Different estimation methods for the generalized unit half-logistic geometric distribution: Using ranked set sampling

Abstract

The generalized unit half-logistic geometric distribution (GUHLGD) is a modern two-parameter unit distribution with attractive shape flexibility for the corresponding probability density and hazard rate functions. Due to its versatility, it may be used to model a variety of current bounded real-world datasets. On the other hand, an effective sampling strategy for both parametric and non-parametric inferences is the ranked set sampling (RSS) method. This article focuses on estimating the parameters of the GUHLGD based on the RSS method as well as the simple random sampling (SRS) method. Eleven traditional estimation methods are taken into consideration, including the percentile, Cramér–von Mises, maximum likelihood, Anderson–Darling, right-tailed Anderson–Darling, left-tailed Anderson–Darling, least squares, weighted least squares, minimum spacing absolute-log distance, maximum product of spacing, and minimum spacing absolute distance methods.
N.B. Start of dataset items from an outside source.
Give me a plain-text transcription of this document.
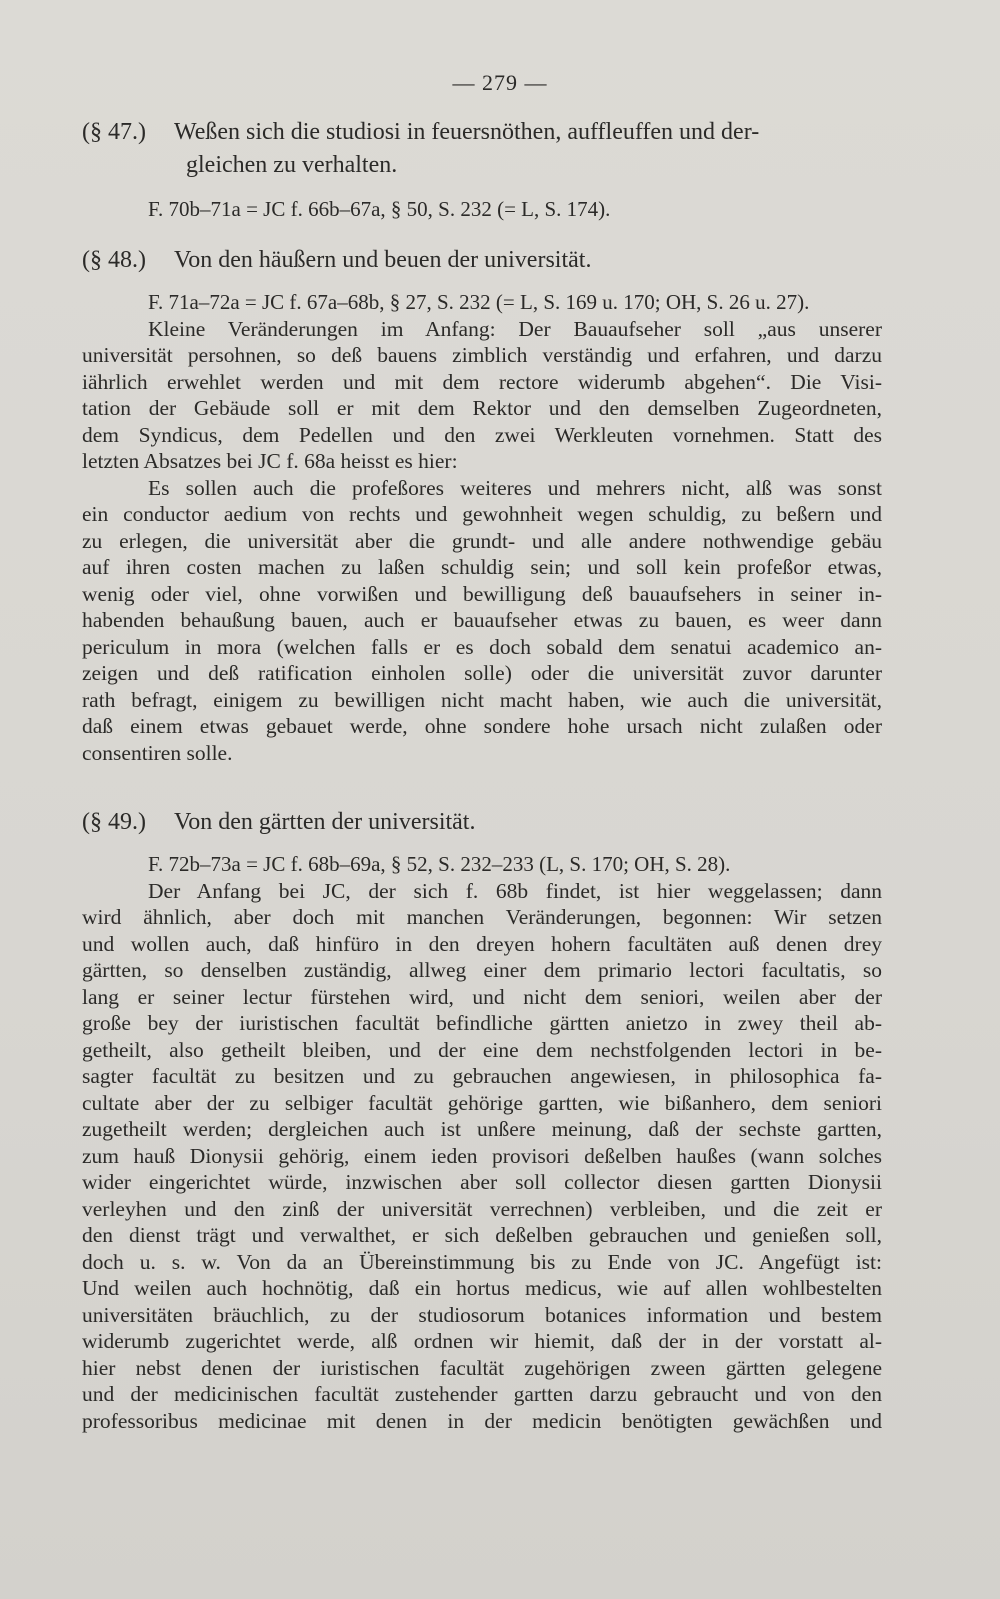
— 279 —
(§ 47.) Weßen sich die studiosi in feuersnöthen, auffleuffen und der-
gleichen zu verhalten.
F. 70b–71a = JC f. 66b–67a, § 50, S. 232 (= L, S. 174).
(§ 48.) Von den häußern und beuen der universität.
F. 71a–72a = JC f. 67a–68b, § 27, S. 232 (= L, S. 169 u. 170; OH, S. 26 u. 27).
Kleine Veränderungen im Anfang: Der Bauaufseher soll „aus unserer
universität persohnen, so deß bauens zimblich verständig und erfahren, und darzu
iährlich erwehlet werden und mit dem rectore widerumb abgehen“. Die Visi-
tation der Gebäude soll er mit dem Rektor und den demselben Zugeordneten,
dem Syndicus, dem Pedellen und den zwei Werkleuten vornehmen. Statt des
letzten Absatzes bei JC f. 68a heisst es hier:
Es sollen auch die profeßores weiteres und mehrers nicht, alß was sonst
ein conductor aedium von rechts und gewohnheit wegen schuldig, zu beßern und
zu erlegen, die universität aber die grundt- und alle andere nothwendige gebäu
auf ihren costen machen zu laßen schuldig sein; und soll kein profeßor etwas,
wenig oder viel, ohne vorwißen und bewilligung deß bauaufsehers in seiner in-
habenden behaußung bauen, auch er bauaufseher etwas zu bauen, es weer dann
periculum in mora (welchen falls er es doch sobald dem senatui academico an-
zeigen und deß ratification einholen solle) oder die universität zuvor darunter
rath befragt, einigem zu bewilligen nicht macht haben, wie auch die universität,
daß einem etwas gebauet werde, ohne sondere hohe ursach nicht zulaßen oder
consentiren solle.
(§ 49.) Von den gärtten der universität.
F. 72b–73a = JC f. 68b–69a, § 52, S. 232–233 (L, S. 170; OH, S. 28).
Der Anfang bei JC, der sich f. 68b findet, ist hier weggelassen; dann
wird ähnlich, aber doch mit manchen Veränderungen, begonnen: Wir setzen
und wollen auch, daß hinfüro in den dreyen hohern facultäten auß denen drey
gärtten, so denselben zuständig, allweg einer dem primario lectori facultatis, so
lang er seiner lectur fürstehen wird, und nicht dem seniori, weilen aber der
große bey der iuristischen facultät befindliche gärtten anietzo in zwey theil ab-
getheilt, also getheilt bleiben, und der eine dem nechstfolgenden lectori in be-
sagter facultät zu besitzen und zu gebrauchen angewiesen, in philosophica fa-
cultate aber der zu selbiger facultät gehörige gartten, wie bißanhero, dem seniori
zugetheilt werden; dergleichen auch ist unßere meinung, daß der sechste gartten,
zum hauß Dionysii gehörig, einem ieden provisori deßelben haußes (wann solches
wider eingerichtet würde, inzwischen aber soll collector diesen gartten Dionysii
verleyhen und den zinß der universität verrechnen) verbleiben, und die zeit er
den dienst trägt und verwalthet, er sich deßelben gebrauchen und genießen soll,
doch u. s. w. Von da an Übereinstimmung bis zu Ende von JC. Angefügt ist:
Und weilen auch hochnötig, daß ein hortus medicus, wie auf allen wohlbestelten
universitäten bräuchlich, zu der studiosorum botanices information und bestem
widerumb zugerichtet werde, alß ordnen wir hiemit, daß der in der vorstatt al-
hier nebst denen der iuristischen facultät zugehörigen zween gärtten gelegene
und der medicinischen facultät zustehender gartten darzu gebraucht und von den
professoribus medicinae mit denen in der medicin benötigten gewächßen und
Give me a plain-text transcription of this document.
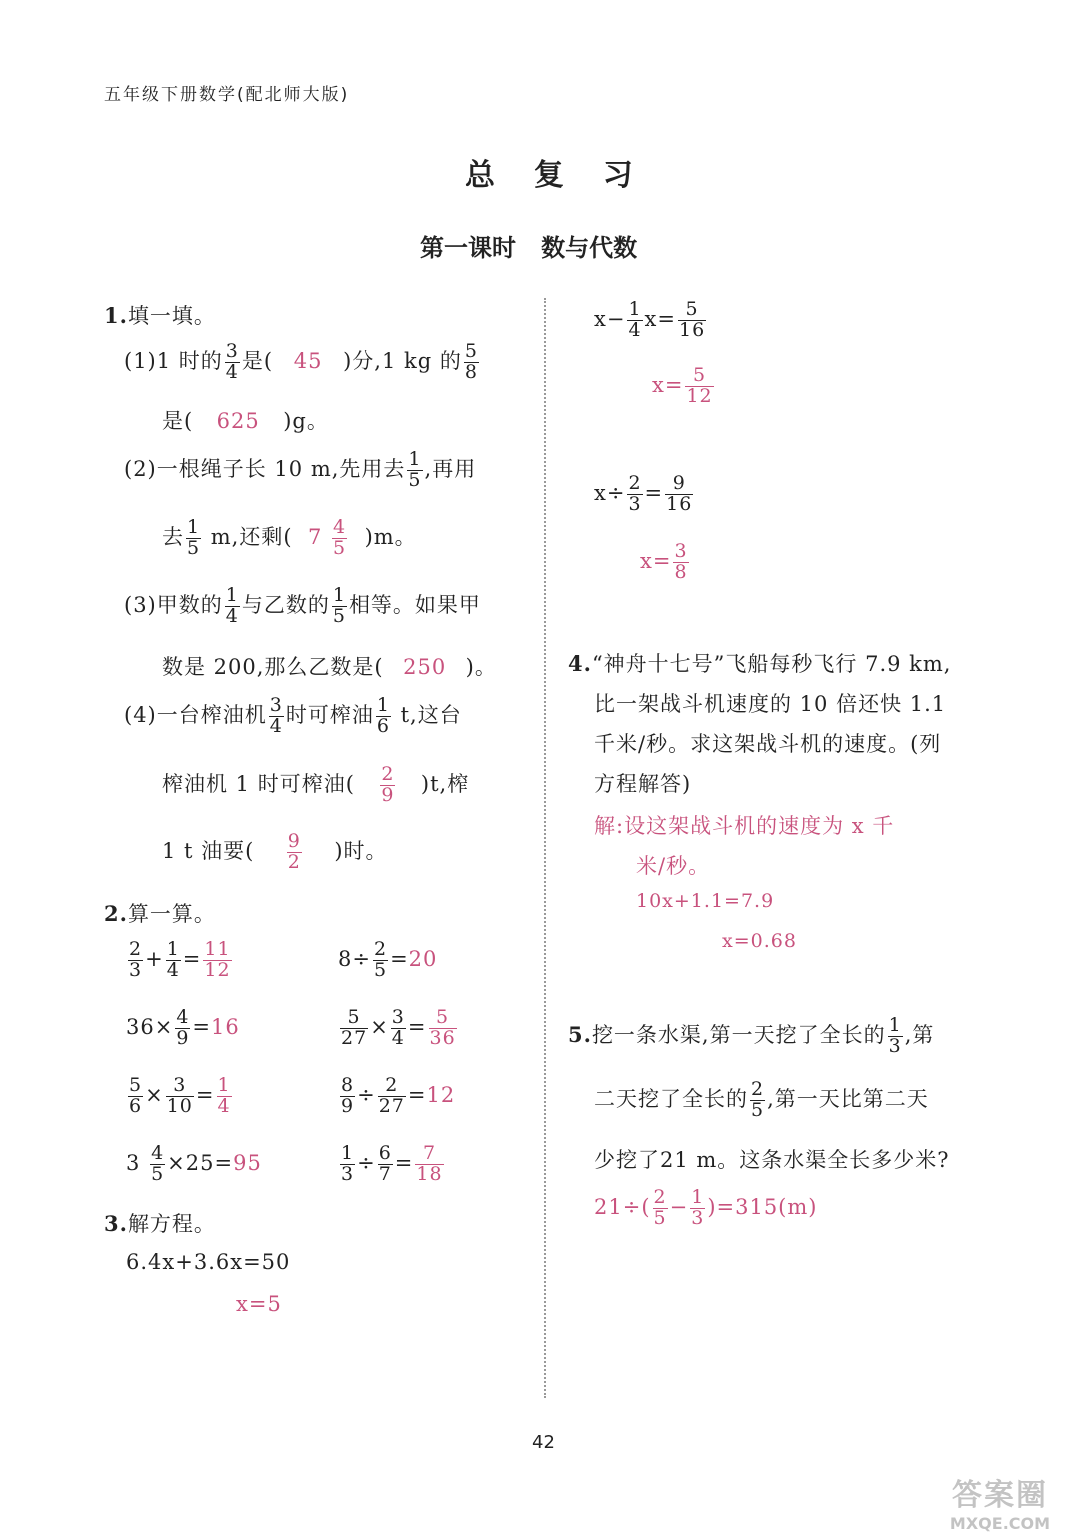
五年级下册数学(配北师大版)
总  复  习
第一课时   数与代数
1.填一填。
(1)1 时的 $\frac{3}{4}$ 是( 45 )分,1 kg 的 $\frac{5}{8}$
是( 625 )g。
(2)一根绳子长 10 m,先用去 $\frac{1}{5}$ ,再用
去 $\frac{1}{5} m$,还剩( $7 \frac{4}{5} )m$。
(3)甲数的 $\frac{1}{4}$ 与乙数的 $\frac{1}{5}$ 相等。如果甲
数是 200,那么乙数是( 250 )。
(4)一台榨油机 $\frac{3}{4}$ 时可榨油 $\frac{1}{6} t$,这台
榨油机 1 时可榨油( $\frac{2}{9} )t$,榨
1 t 油要( $\frac{9}{2}$ )时。
2.算一算。
$\frac{2}{3} + \frac{1}{4} = \frac{11}{12}$	$8\div \frac{2}{5} =20$
$36\times \frac{4}{9} =16$	$\frac{5}{27} \times \frac{3}{4} = \frac{5}{36}$
$\frac{5}{6} \times \frac{3}{10} = \frac{1}{4}$	$\frac{8}{9} \div \frac{2}{27} =12$
$3 \frac{4}{5} \times 25=95$	$\frac{1}{3} \div \frac{6}{7} = \frac{7}{18}$
3.解方程。
6.4x+3.6x=50
x=5
$x- \frac{1}{4} x= \frac{5}{16}$
$x= \frac{5}{12}$
$x\div \frac{2}{3} = \frac{9}{16}$
$x= \frac{3}{8}$
4.“神舟十七号”飞船每秒飞行 7.9 km,
比一架战斗机速度的 10 倍还快 1.1
千米/秒。求这架战斗机的速度。(列
方程解答)
解:设这架战斗机的速度为 x 千
米/秒。
10x+1.1=7.9
x=0.68
5.挖一条水渠,第一天挖了全长的 $\frac{1}{3}$ ,第
二天挖了全长的 $\frac{2}{5}$ ,第一天比第二天
少挖了21 m。这条水渠全长多少米?
$21\div( \frac{2}{5} - \frac{1}{3} )=315(m)$
42
答案圈
MXQE.COM
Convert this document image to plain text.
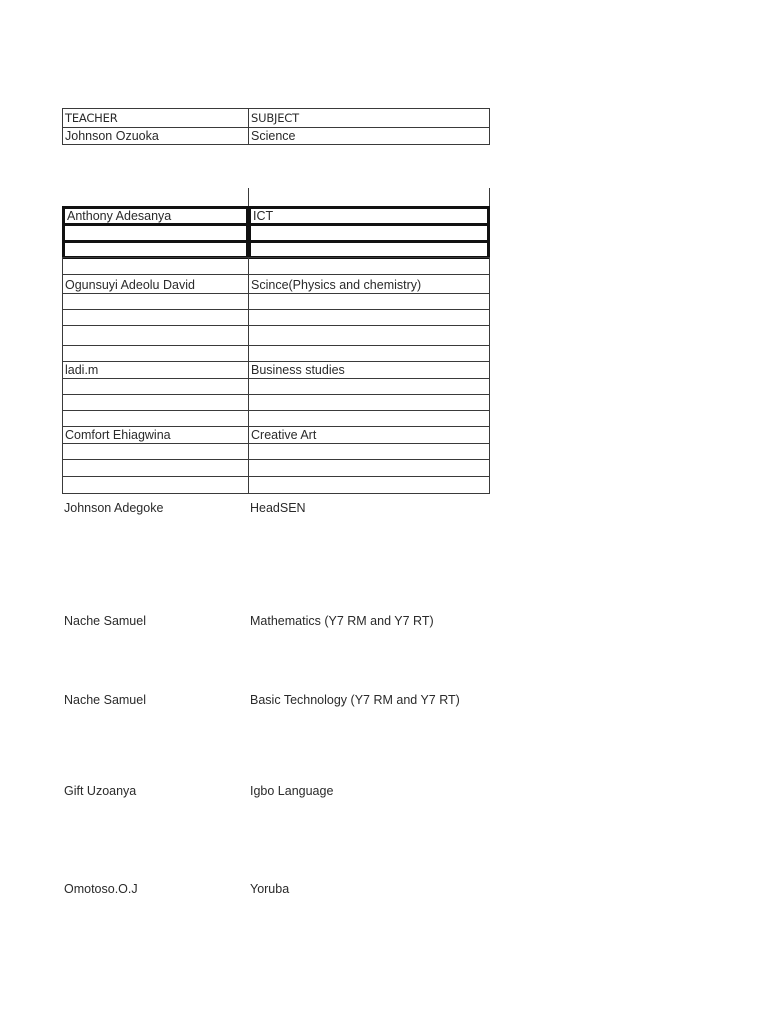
TEACHER	SUBJECT
Johnson Ozuoka	Science
Anthony Adesanya	ICT
Ogunsuyi Adeolu David	Scince(Physics and chemistry)
ladi.m	Business studies
Comfort Ehiagwina	Creative Art
Johnson Adegoke	HeadSEN
Nache Samuel	Mathematics (Y7 RM and Y7 RT)
Nache Samuel	Basic Technology (Y7 RM and Y7 RT)
Gift Uzoanya	Igbo Language
Omotoso.O.J	Yoruba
A Monte Carlo simulation is employed to compare the performance of the resultant estimates based on some accuracy measures. We draw the conclusion that, for both sampling procedures, the maximum likelihood estimation methodology is the best option among the rest based on the partial and total ranking measures. The estimates based on the RSS method are more efficient than the others based on the SRS method. Results from actual data further support the advantage of the RSS design over the SRS design.